Choose Nutrient Dense Foods

iStock_000019323306SmallHealthy eating is all about how many nutrients you can pack into your diet. Nutrition experts are using the terms “nutrient density” and “nutrient-rich” to describe the foods—fruits, vegetables, whole grains, lean protein, nuts. We should be eating more on a daily basis.

Nutrient density equals nutrients per calorie. The more nutrients packed into a calorie, the more beneficial it is towards making every calorie count most efficiently. These foods have not been diluted by the addition of calories from fats or sugars. Foods from nature such as fruits, vegetables, legumes, whole-grains, nuts and seeds are the most nutrient dense edibles in the grocery or market. Brightly colored vegetables like red bell peppers and dark leafy greens give you a significant nutrient and antioxidant windfall for little calorie cost.

A University of Washington study found that carrots and broccoli deliver the most nutrients for the least cost. Also, items like lower-fat dairy, eggs and seafood are also often rich in nutrients without a big caloric cost.

A nutrient -rich eating style gives you a concentrated amount of the valuable vitamins, minerals, fiber, essential fatty acids and antioxidants needed for healthy aging.   A University of Florida study discovered that people who consumed more plant based foods and in turn higher amounts of nutrients, such as phytochemicals and minerals, maintained healthier body weights ad experienced less internal inflammation linked to chronic diseases than people with lower intake s of nutrient dense foods. It also found that people who spend a greater amount of time on home food preparation consume a diet consisting of higher quality calories.

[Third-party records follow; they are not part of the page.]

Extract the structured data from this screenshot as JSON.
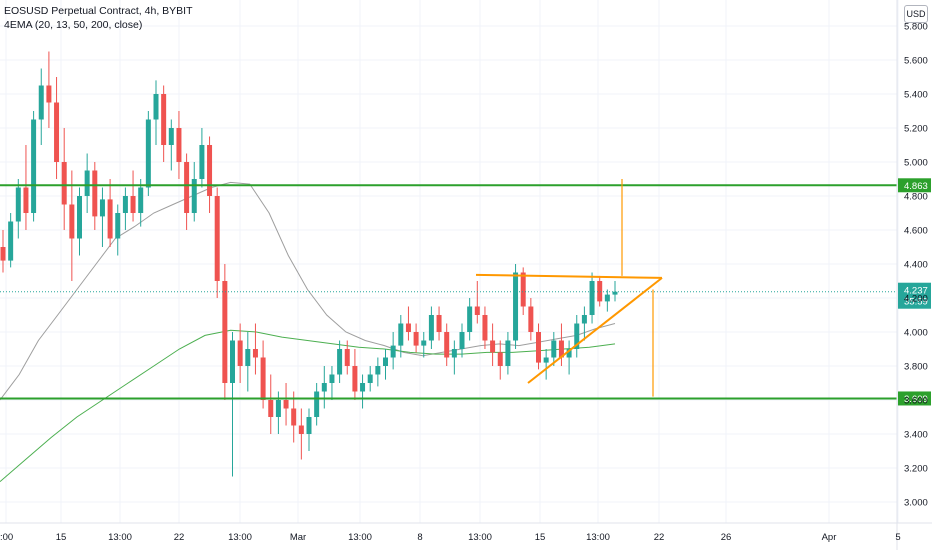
{
  "legend": {
    "title": "EOSUSD Perpetual Contract, 4h, BYBIT",
    "indicator": "4EMA (20, 13, 50, 200, close)"
  },
  "currency_button": "USD",
  "colors": {
    "up": "#26a69a",
    "down": "#ef5350",
    "level_line": "#2ca02c",
    "drawing": "#ff9800",
    "ema_gray": "#9e9e9e",
    "ema_green": "#4caf50",
    "last_price_badge": "#26a69a",
    "level_badge": "#2ca02c"
  },
  "chart_data": {
    "type": "candlestick",
    "symbol": "EOSUSD Perpetual Contract",
    "interval": "4h",
    "exchange": "BYBIT",
    "y_axis": {
      "ticks": [
        "3.000",
        "3.200",
        "3.400",
        "3.600",
        "3.800",
        "4.000",
        "4.200",
        "4.400",
        "4.600",
        "4.800",
        "5.000",
        "5.200",
        "5.400",
        "5.600",
        "5.800"
      ],
      "range": [
        2.85,
        5.85
      ],
      "unit": "USD"
    },
    "x_axis": {
      "ticks": [
        ":00",
        "15",
        "13:00",
        "22",
        "13:00",
        "Mar",
        "13:00",
        "8",
        "13:00",
        "15",
        "13:00",
        "22",
        "26",
        "Apr",
        "5"
      ]
    },
    "levels": [
      {
        "label": "4.863",
        "value": 4.863
      },
      {
        "label": "3.609",
        "value": 3.609
      }
    ],
    "last_price": {
      "label": "4.237",
      "value": 4.237,
      "countdown": "35:59"
    },
    "drawings": {
      "triangle_top": 4.33,
      "triangle_bottom_start": 3.7,
      "target_up_to": 4.9,
      "target_down_to": 3.62
    },
    "candles_ohlc": [
      [
        4.5,
        4.6,
        4.35,
        4.42
      ],
      [
        4.42,
        4.7,
        4.38,
        4.65
      ],
      [
        4.65,
        4.9,
        4.55,
        4.85
      ],
      [
        4.85,
        5.1,
        4.6,
        4.7
      ],
      [
        4.7,
        5.3,
        4.65,
        5.25
      ],
      [
        5.25,
        5.55,
        5.1,
        5.45
      ],
      [
        5.45,
        5.65,
        5.2,
        5.35
      ],
      [
        5.35,
        5.5,
        4.9,
        5.0
      ],
      [
        5.0,
        5.2,
        4.6,
        4.75
      ],
      [
        4.75,
        4.95,
        4.3,
        4.55
      ],
      [
        4.55,
        4.85,
        4.45,
        4.8
      ],
      [
        4.8,
        5.05,
        4.7,
        4.95
      ],
      [
        4.95,
        5.0,
        4.6,
        4.68
      ],
      [
        4.68,
        4.85,
        4.5,
        4.78
      ],
      [
        4.78,
        4.9,
        4.5,
        4.55
      ],
      [
        4.55,
        4.75,
        4.45,
        4.7
      ],
      [
        4.7,
        4.85,
        4.6,
        4.8
      ],
      [
        4.8,
        4.95,
        4.65,
        4.7
      ],
      [
        4.7,
        4.9,
        4.62,
        4.85
      ],
      [
        4.85,
        5.3,
        4.8,
        5.25
      ],
      [
        5.25,
        5.48,
        5.1,
        5.4
      ],
      [
        5.4,
        5.45,
        5.0,
        5.1
      ],
      [
        5.1,
        5.25,
        4.95,
        5.2
      ],
      [
        5.2,
        5.3,
        4.9,
        5.0
      ],
      [
        5.0,
        5.05,
        4.6,
        4.7
      ],
      [
        4.7,
        5.0,
        4.65,
        4.9
      ],
      [
        4.9,
        5.2,
        4.85,
        5.1
      ],
      [
        5.1,
        5.15,
        4.7,
        4.8
      ],
      [
        4.8,
        4.85,
        4.2,
        4.3
      ],
      [
        4.3,
        4.4,
        3.6,
        3.7
      ],
      [
        3.7,
        4.0,
        3.15,
        3.95
      ],
      [
        3.95,
        4.05,
        3.7,
        3.8
      ],
      [
        3.8,
        4.0,
        3.65,
        3.9
      ],
      [
        3.9,
        4.05,
        3.75,
        3.85
      ],
      [
        3.85,
        3.95,
        3.55,
        3.6
      ],
      [
        3.6,
        3.75,
        3.4,
        3.5
      ],
      [
        3.5,
        3.65,
        3.4,
        3.6
      ],
      [
        3.6,
        3.7,
        3.45,
        3.55
      ],
      [
        3.55,
        3.65,
        3.35,
        3.45
      ],
      [
        3.45,
        3.55,
        3.25,
        3.4
      ],
      [
        3.4,
        3.55,
        3.3,
        3.5
      ],
      [
        3.5,
        3.7,
        3.45,
        3.65
      ],
      [
        3.65,
        3.8,
        3.55,
        3.7
      ],
      [
        3.7,
        3.8,
        3.6,
        3.75
      ],
      [
        3.75,
        3.95,
        3.7,
        3.9
      ],
      [
        3.9,
        3.95,
        3.75,
        3.8
      ],
      [
        3.8,
        3.9,
        3.6,
        3.65
      ],
      [
        3.65,
        3.75,
        3.55,
        3.7
      ],
      [
        3.7,
        3.8,
        3.65,
        3.75
      ],
      [
        3.75,
        3.85,
        3.68,
        3.8
      ],
      [
        3.8,
        3.9,
        3.72,
        3.85
      ],
      [
        3.85,
        4.0,
        3.78,
        3.92
      ],
      [
        3.92,
        4.1,
        3.85,
        4.05
      ],
      [
        4.05,
        4.15,
        3.95,
        4.0
      ],
      [
        4.0,
        4.05,
        3.88,
        3.92
      ],
      [
        3.92,
        4.0,
        3.85,
        3.95
      ],
      [
        3.95,
        4.15,
        3.9,
        4.1
      ],
      [
        4.1,
        4.15,
        3.95,
        4.0
      ],
      [
        4.0,
        4.05,
        3.8,
        3.85
      ],
      [
        3.85,
        3.95,
        3.75,
        3.9
      ],
      [
        3.9,
        4.05,
        3.85,
        4.0
      ],
      [
        4.0,
        4.2,
        3.95,
        4.15
      ],
      [
        4.15,
        4.3,
        4.05,
        4.1
      ],
      [
        4.1,
        4.15,
        3.9,
        3.95
      ],
      [
        3.95,
        4.05,
        3.8,
        3.88
      ],
      [
        3.88,
        3.95,
        3.72,
        3.8
      ],
      [
        3.8,
        4.0,
        3.75,
        3.95
      ],
      [
        3.95,
        4.4,
        3.9,
        4.35
      ],
      [
        4.35,
        4.38,
        4.1,
        4.15
      ],
      [
        4.15,
        4.2,
        3.95,
        4.0
      ],
      [
        4.0,
        4.05,
        3.78,
        3.82
      ],
      [
        3.82,
        3.9,
        3.72,
        3.85
      ],
      [
        3.85,
        4.0,
        3.8,
        3.95
      ],
      [
        3.95,
        4.05,
        3.8,
        3.85
      ],
      [
        3.85,
        3.95,
        3.75,
        3.9
      ],
      [
        3.9,
        4.1,
        3.85,
        4.05
      ],
      [
        4.05,
        4.15,
        3.95,
        4.1
      ],
      [
        4.1,
        4.35,
        4.05,
        4.3
      ],
      [
        4.3,
        4.33,
        4.15,
        4.18
      ],
      [
        4.18,
        4.25,
        4.12,
        4.22
      ],
      [
        4.22,
        4.3,
        4.18,
        4.237
      ]
    ],
    "ema_gray_values": [
      3.6,
      3.75,
      3.95,
      4.1,
      4.25,
      4.4,
      4.55,
      4.62,
      4.7,
      4.75,
      4.8,
      4.85,
      4.88,
      4.87,
      4.7,
      4.45,
      4.25,
      4.1,
      4.0,
      3.95,
      3.92,
      3.88,
      3.86,
      3.88,
      3.9,
      3.92,
      3.93,
      3.92,
      3.94,
      3.96,
      3.98,
      4.02,
      4.05
    ],
    "ema_green_values": [
      3.12,
      3.25,
      3.38,
      3.5,
      3.6,
      3.7,
      3.8,
      3.9,
      3.98,
      4.01,
      4.0,
      3.97,
      3.95,
      3.93,
      3.91,
      3.9,
      3.88,
      3.87,
      3.87,
      3.88,
      3.88,
      3.89,
      3.9,
      3.91,
      3.93
    ]
  }
}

Remember all calories are not created equal. Increasingly, science shows that a calorie from a nutrient-loaded avocado is not the same as a calorie from a nutrient-poor, sugary muffin. Indeed, nutrient-rich foods can be both very low and surprisingly higher in calories depending on the food item. Almonds for example, while an ounce delivers 164 calories, it possesses a range of vitamins, minerals and healthy fats that them a nutrient-rich food.

But remember when consuming any food , if you take in more calories than your body burns you will put on weight. Eating a can of nuts because it is nutrient-rich is not the answer. Making your diet healthy by choosing fresh, unprocessed foods is the way to go.